Drake is undaunted, noting that there are 100 billion suitable stars in the galaxy. His personal estimate, based on an equation he invented in 1961, is that there are 10,000 technological civilizations in the galaxy, one per million stars. “I’ve known all along we have to look at a million stars,” he said. Now a cherubic 81, Drake is a professor at the University of California, Santa Cruz, and a former chairman of the SETI Institute.
The Allen Array, which was designed to find Drake his million stars, is named after Paul G Allen, the Microsoft founder and philanthropist, who put up $25 million to get the project going. Jointly owned and operated by the University of California, Berkeley, and the SETI Institute, it was to consist of 350 antennas, 20 feet in diameter, that were to be mass-produced like satellite dishes.
The full array would be able to map a swath of sky several full moons in diameter in only 10 minutes, or the whole sky in a night – of great interest to astronomers and, as it turned out, to the military. But Allen’s contribution was only enough to build 42 antennas, which started operating in 2007. The astronomers say that another $55 million would complete the array, but there have been no volunteers yet.

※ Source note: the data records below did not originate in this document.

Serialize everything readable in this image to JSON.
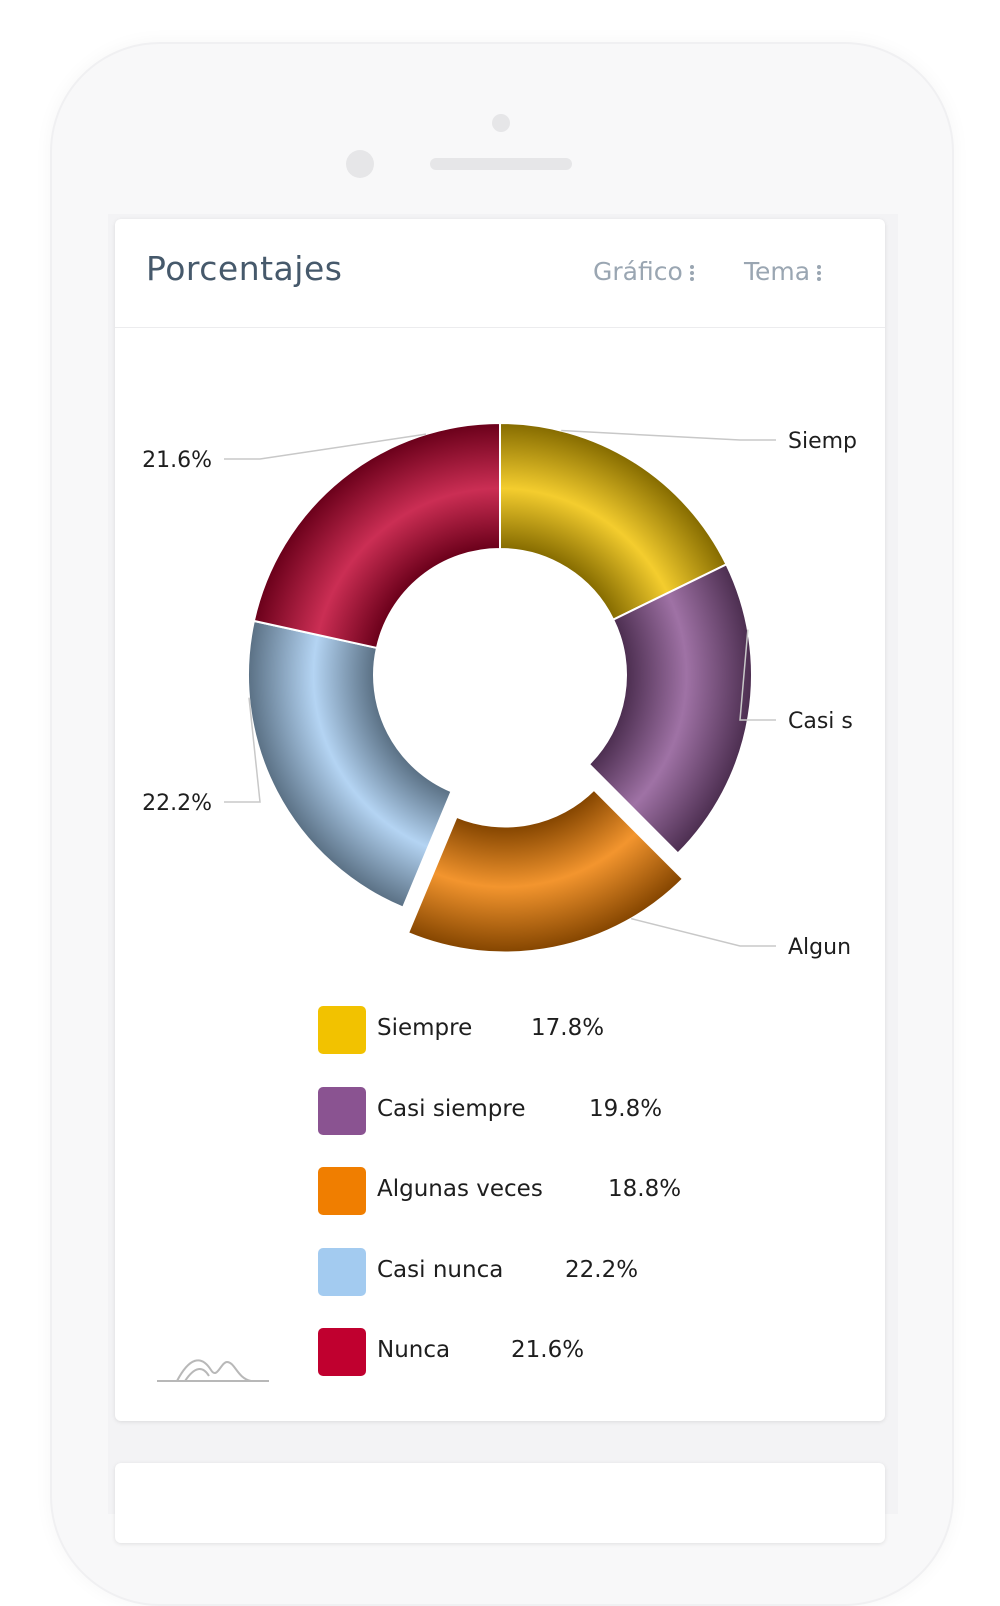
{
  "card": {
    "title": "Porcentajes",
    "menu_chart": "Gráfico",
    "menu_theme": "Tema"
  },
  "chart_data": {
    "type": "pie",
    "variant": "donut",
    "title": "Porcentajes",
    "categories": [
      "Siempre",
      "Casi siempre",
      "Algunas veces",
      "Casi nunca",
      "Nunca"
    ],
    "values": [
      17.8,
      19.8,
      18.8,
      22.2,
      21.6
    ],
    "unit": "%",
    "colors": [
      "#f2c200",
      "#8a5391",
      "#f07e00",
      "#a3cbf0",
      "#c0002f"
    ],
    "exploded": "Algunas veces",
    "outside_labels": [
      {
        "text": "Siemp",
        "side": "right"
      },
      {
        "text": "Casi s",
        "side": "right"
      },
      {
        "text": "Algun",
        "side": "right"
      },
      {
        "text": "22.2%",
        "side": "left"
      },
      {
        "text": "21.6%",
        "side": "left"
      }
    ],
    "legend": "bottom"
  },
  "legend": {
    "items": [
      {
        "label": "Siempre",
        "value": "17.8%"
      },
      {
        "label": "Casi siempre",
        "value": "19.8%"
      },
      {
        "label": "Algunas veces",
        "value": "18.8%"
      },
      {
        "label": "Casi nunca",
        "value": "22.2%"
      },
      {
        "label": "Nunca",
        "value": "21.6%"
      }
    ]
  }
}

The project got a lift in 2009 when Tarter won a $100,000 prize and ‘One Wish to Change the World’ at the TED conference – short for Technology, Entertainment and Design – in Long Beach, Calif. Her talk there began, “The story of humans is the story of ideas.” It elicited a donation of valuable equipment from Dell and Intel. The project got another lift – mainly psychological – when Nasa’s Kepler spacecraft, which is beaming back news about the patch of Cygnus that it surveys, published its first list of 1,035 exoplanet candidates.